Estas sao minhas regras no ip firewall mangle:

0 ;;; PROXY FULL
chain=output protocol=tcp src-port=3128 content=X-Cache: HIT
action=mark-connection new-connection-mark=squid-hit passthrough=yes

1 chain=output connection-mark=squid-hit action=mark-packet
new-packet-mark=squid-HIT passthrough=yes

2 chain=output connection-mark=squid-hit action=return

3 ;;; P2P
chain=prerouting p2p=all-p2p action=mark-connection
new-connection-mark=p2p_conn passthrough=yes

4 chain=prerouting connection-mark=p2p_conn action=mark-packet
new-packet-mark=p2p passthrough=yes

5 ;;; WINBOX FULL
chain=output protocol=tcp src-port=8291 action=mark-connection
new-connection-mark=WINBOX_FULL passthrough=yes

6 chain=output connection-mark=WINBOX_FULL action=mark-packet
new-packet-mark=WINBOX_full passthrough=yes

7 chain=output connection-mark=WINBOX_FULL action=return

Estas sao no Qeues free:

0 name="P2p 200k IN" parent=global-in packet-mark=p2p limit-at=0
queue=default priority=8 max-limit=32000 burst-limit=0 burst-threshold=0
burst-time=0s

1 name="P2p 200k OUT" parent=global-out packet-mark=p2p limit-at=0
queue=default priority=8 max-limit=32000 burst-limit=0 burst-threshold=0
burst-time=0s

2 name="WINBOX IN" parent=global-in packet-mark=WINBOX_full limit-at=0
queue=ethernet-default priority=8 max-limit=0 burst-limit=0
burst-threshold=0 burst-time=0s

3 name="WINBOX OUT" parent=global-out packet-mark=WINBOX_full limit-at=0
queue=ethernet-default priority=8 max-limit=0 burst-limit=0
burst-threshold=0 burst-time=0s

4 name="1 squid" parent=global-out packet-mark=squid-HIT limit-at=0
queue=ethernet-default priority=8 max-limit=0 burst-limit=0
burst-threshold=0 burst-time=0s

Estas sao minhas configurações no Web-Proxy:

enabled: yes
src-address: 0.0.0.0
port: 3128
hostname: "proxy"
transparent-proxy: yes
parent-proxy: 0.0.0.0:0
cache-administrator: "webmaster"
max-object-size: 4096KiB
cache-drive: system
max-cache-size: unlimited
max-ram-cache-size: unlimited
status: running
reserved-for-cache: 56876032KiB
reserved-for-ram-cache: 2048KiB

----------


## dougmoraes

Ola pessoal fera no mikrotik, pessoal gostaria de saber se é possivel utilizar uma flash e um hd juntos no mikrotik, tenho todos meus mikrotiks licenciados com flash de 256Mb a maior tem 512Mb sei que para o proxy nao adianta tamanho tão pequeno, gostaria de saber se é possível fazer que o flash e o hd trabalhem juntos. Grato pela ajuda desde ja.

----------


## xandemartini

> Ola pessoal fera no mikrotik, pessoal gostaria de saber se é possivel utilizar uma flash e um hd juntos no mikrotik, tenho todos meus mikrotiks licenciados com flash de 256Mb a maior tem 512Mb sei que para o proxy nao adianta tamanho tão pequeno, gostaria de saber se é possível fazer que o flash e o hd trabalhem juntos. Grato pela ajuda desde ja.

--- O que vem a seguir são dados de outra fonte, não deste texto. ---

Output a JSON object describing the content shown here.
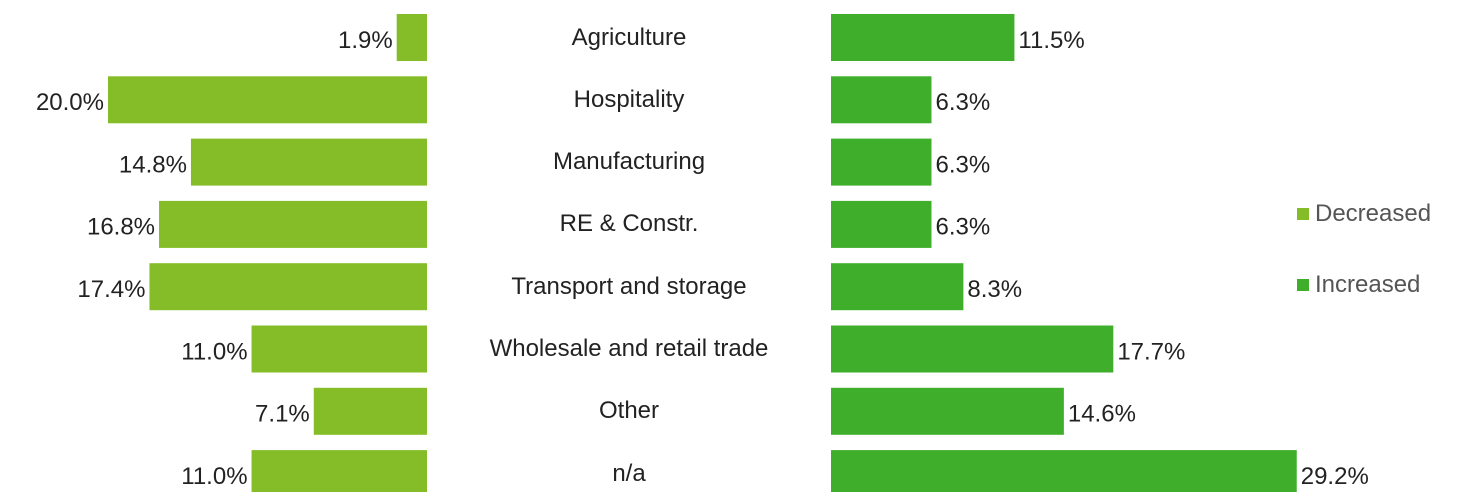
{
  "chart_data": {
    "type": "butterfly",
    "categories": [
      "Agriculture",
      "Hospitality",
      "Manufacturing",
      "RE & Constr.",
      "Transport and storage",
      "Wholesale and retail trade",
      "Other",
      "n/a"
    ],
    "series": [
      {
        "name": "Decreased",
        "color": "#84bd28",
        "values": [
          1.9,
          20.0,
          14.8,
          16.8,
          17.4,
          11.0,
          7.1,
          11.0
        ],
        "value_labels": [
          "1.9%",
          "20.0%",
          "14.8%",
          "16.8%",
          "17.4%",
          "11.0%",
          "7.1%",
          "11.0%"
        ]
      },
      {
        "name": "Increased",
        "color": "#3fae2a",
        "values": [
          11.5,
          6.3,
          6.3,
          6.3,
          8.3,
          17.7,
          14.6,
          29.2
        ],
        "value_labels": [
          "11.5%",
          "6.3%",
          "6.3%",
          "6.3%",
          "8.3%",
          "17.7%",
          "14.6%",
          "29.2%"
        ]
      }
    ],
    "legend": "right"
  }
}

Com certeza dá sim, o sistema fica no flash e vc usa o hd para o proxy!

----------


## vandodesk

olá galera tenho um mikrotik na minha lan house com uma samsung chipset atheros para receber a internet via radio e uma lan para minha rede local ja tenho proxy funcionando no mikrotik não tenho nenhuma regra de controle algum gostaria de saber se posso usar essas regras de cache-full nesse meu mikrotik do msm geito q esta ai ou se tenho q mudar alguma coisa

----------


## Roberto21

> vou procurar a 2.9.27 e testar.. MASSSSSSSSS teve gente que fez e funcionou...


 
Olá Alexandre!!


Acho que esse pessoal que diz que funcionou perfeito no 2.9.27 está enganado, por que a regra funciona sim no 2.9.27, masssssssss, não funciona exatamente como na sua versão, por exemplo: Ao fazer o download do que está no cache você pode liberar tudo na queue tree mas, não adianta, o que adianta é que o cliente fará o download em sua velocidade máxima de download definida na queue simple, mas dar um burst no download como no seu vídeo não vai...pode fazer o teste.


Abração.

----------


## lucianogf

pessoal que não está conseguindo, tenta fazer o seguinte.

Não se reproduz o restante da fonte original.